1. B-cell Expansion: In NMOSD patients’ CSF and blood, significant expansion of B-cells, especially plasmablasts and plasma cells, was observed. Single-cell sequencing and paired analysis identified that B-cell clones in the CSF mainly originated from CNS-specific sites rather than circulating precursor cells.

2. Effect of CAR-T Cell Therapy: Post-CAR-T cell therapy, a significant reduction of plasmablasts and plasma cells in the CSF was found, indicating effective traversal of CAR-T cells across the blood-brain barrier and their action within the CSF. Post-injection CAR-T cells exhibited high expression of chemotaxis genes, possibly facilitating their effective traversal and clearance of abnormal cells in the CSF.
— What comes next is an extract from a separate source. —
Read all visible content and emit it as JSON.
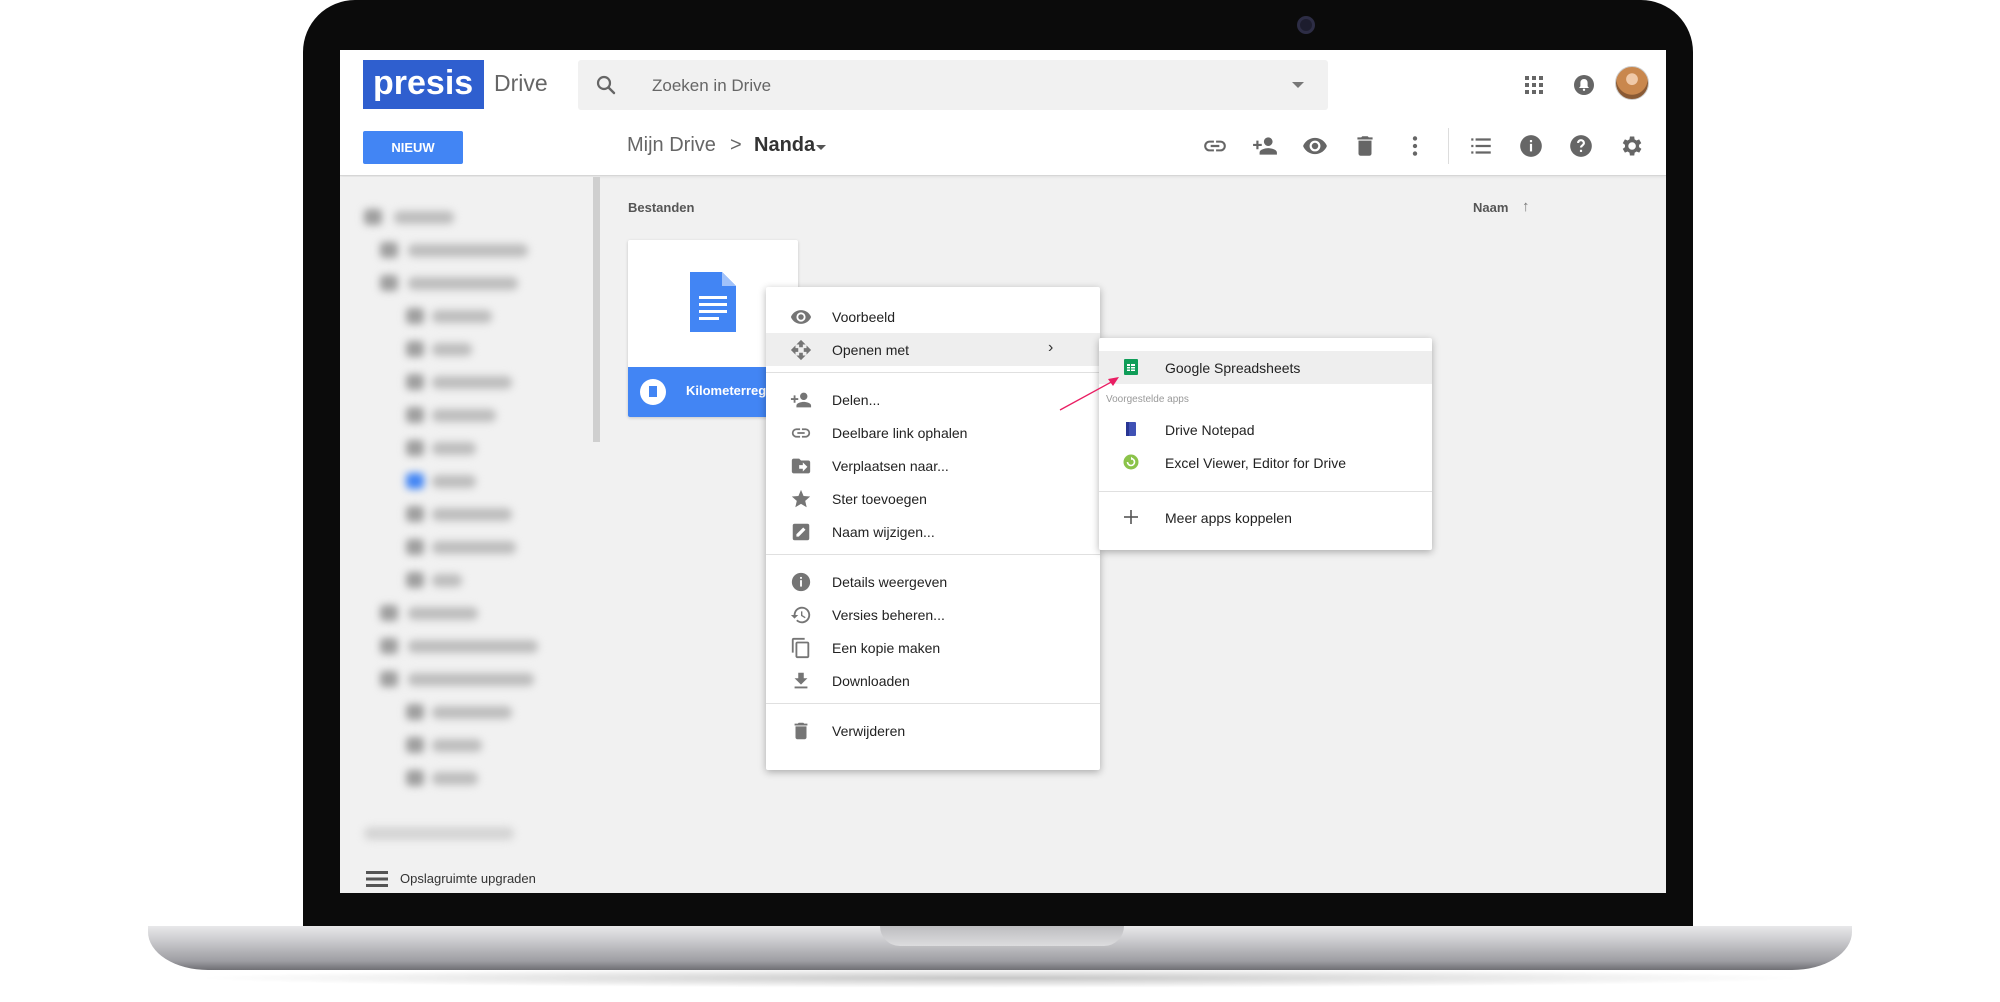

3. Persistence of CAR-T Cells: Analysis indicated that high CD44 expression in CAR-T cells was related to their persistence in vivo, while low Sell gene expression suggested a short-lived effector cell nature. Gene enrichment analysis highlighted significant activity in oxidative phosphorylation (oxphos) and granzyme A signaling pathways in long-persistent CAR-T cells.

Main Conclusion

The study results suggest that anti-BCMA CAR-T cell therapy can alleviate neuroinflammation in NMOSD patients, addressing inadequacies in current treatment methods. This therapy effectively crosses the blood-brain barrier, eliminates pathological B-cells in the CSF, and modulates the immune system to achieve therapeutic effects. Additionally, an inhibitory cytotoxic phenotype unique to NMOSD was identified, which may need targeted cell design optimization.

Research Highlights

• Chemotaxis: Enhanced chemotaxis in CAR-T cells enables efficient traversal of the blood-brain barrier, a novel finding of this study.
• CAR-T Cell Persistence: High expression of CD44 and low expression of Sell suggest that future strategies could focus on regulating these markers to enhance CAR-T cell persistence.
• Clinical Significance: The results demonstrate the potential of CAR-T cells in treating refractory CNS autoimmune diseases, proposing new therapeutic strategies.

This study elucidates the mechanism of anti-BCMA CAR-T cell therapy in treating neuromyelitis optica spectrum disorder and provides important new insights for future CAR-T cell treatment plans.